This project involves a longitudinal, multi-level, and mixed-method empirical analysis of the effects of enterprise social media (ESM) on the boundary-spanning activities of collaborative groups and the consequent performance of such teams. The proposed study aims to contribute knowledge about the potential of ESM for enhancing cross-boundary communications that are essential to the work of virtual collaborative groups. Enhancing the performance of these groups is not only critical to industrial success and the economic competitiveness of organizations in the United States, but can also yield important insights into the role of social media and boundary spanning among many other organizational forms that are characterized by project structures. Furthermore, it can inform design implications for ESM tools with the aim of enhancing their impact on collaboration and innovation.
This work is motivated by two recent scientific developments. On the one hand, there is a growing academic emphasis on the need for studying social media in supra-individual entities and exploring its potential for supporting a range of group and organizational level outcomes. On the other hand, recent papers in the boundary spanning literature have proposed the need for shifting the focus to virtual contexts and in particular to assessing how the use of virtual tools (e.g. social media) affects the success of boundary spanning activities. This study responds to both mandates by investigating the relations between the use of enterprise social media and boundary spanning in virtual collaborative group settings.
Hereto, this study answers four related research questions focusing on the (i) types of boundary-spanning activities that are enacted through ESM; (ii) the effect of these various strategies on three performance areas; and the impact of the (iii) degree of virtuality of collaborative groups as well as the (iv) affordances and privacy settings of various functionalities integrated in ESM platforms on the relationship between ESM use and group effectiveness. The approach adopted in this study entails a dynamic multimodal network analysis—complemented with insights from qualitative interviews and archival data—for providing a contextual and analytical understanding of the influence of social media on boundary spanning and performance at the team-level as a function of (i) the interpersonal interactions within the team, (ii) inter-team/inter-unit interactions, and (iii) user-system interactions.

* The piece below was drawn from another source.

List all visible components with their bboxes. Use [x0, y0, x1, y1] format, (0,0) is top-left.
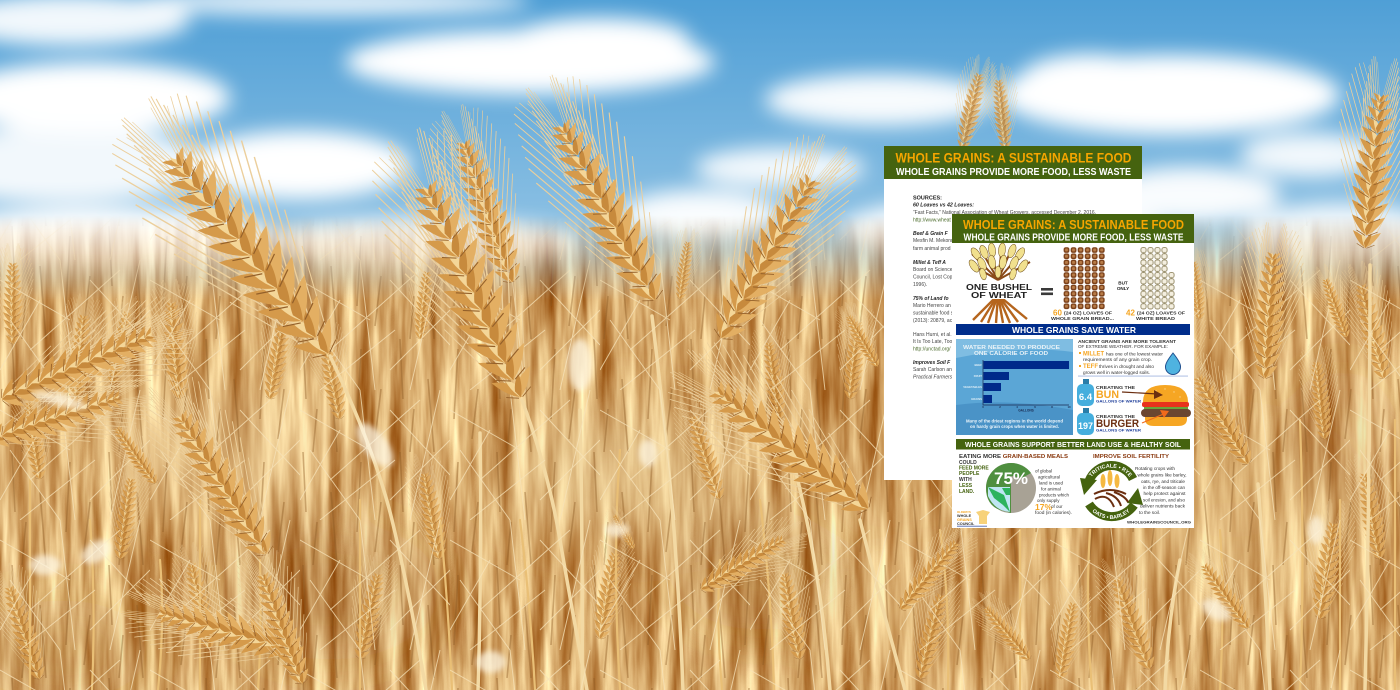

Disentangling the effect of ESM on boundary spanning activities and group performance not only helps us to extend our current theoretical understanding of collaborative groups, their boundary-spanning activities, and enterprise social media platforms, but can further inform the design of these platforms and tools for supporting improved effectiveness, efficiency, and innovativeness of groups and organizations.
This study provides several contributions to the ESM and boundary spanning literature. First, this study contributes to the development of a conceptual and operational apparatus for understanding how ESM supports boundary spanning. Through the development of unconventional theoretical and methodological approaches for understanding the effects of ESM on intra-organizational boundary spanning, this study is the first-of-its kind to offer a systematic investigation of the impact of ESM on boundary-spanning competencies and performance outcomes at the group level through novel dynamic network modeling approaches and behavioral data. Second, to the ESM literature we contribute an understanding of ESM use at the inter-group and intra-organizational level, thereby extending the current individual-level focus that has dominated much of the social media literature. Third, to the boundary spanning literature we contribute an understanding of the (a) effectiveness of virtual tools and social relations in supporting various boundary-spanning activities, (b) the optimal configurations of network relations for supporting these activities, as well as the effect of other node variables (e.g., hierarchical position, functional unit, or centrality) and tie characteristics (strong versus weak; formal versus informal) on the relation between ESM use, boundary spanning, and the performance of collaborative groups. Finally, the findings from this study can be used to offer specific guidelines for the design of ESM platforms aimed at evoking and enhancing collaboration and boundary spanning in other cyber-human systems.
With the increased popularity of ESM in organizations and concerns over enhancing the overall economic competitiveness of the United States, understanding the impact of ESM usage on the effectiveness and efficiency of collaborative groups to engage in boundary spanning as a fundamental conduit to innovation becomes imperative. Beyond generating insights regarding effective boundary-spanning practices in collaborative groups and yield strategic implications for ESM implementation and use, this study can further inform the design and development of ESM with particular emphasis on enhancing its utility for boundary spanning. Hence, we will use our results to propose actionable prototypes for additional functionalities that could be embedded into existing ESM platforms in order to augment their potential for boundary spanning as well as produce strategic workshops and toolkits that can have significant and transformative implications for the effectiveness, efficiency, and innovativeness of organizations. This research will also produce relevant materials for the education and training of students while simultaneously advancing the current state of knowledge in a wide range of social science domains, including information systems, management, organization studies, sociology, and communication science.
This project is funded by the Cyber-Human Systems program within the Division of Information and Intelligent Systems, Directorate for Computer and Information Science and Engineering: Award number 1422316.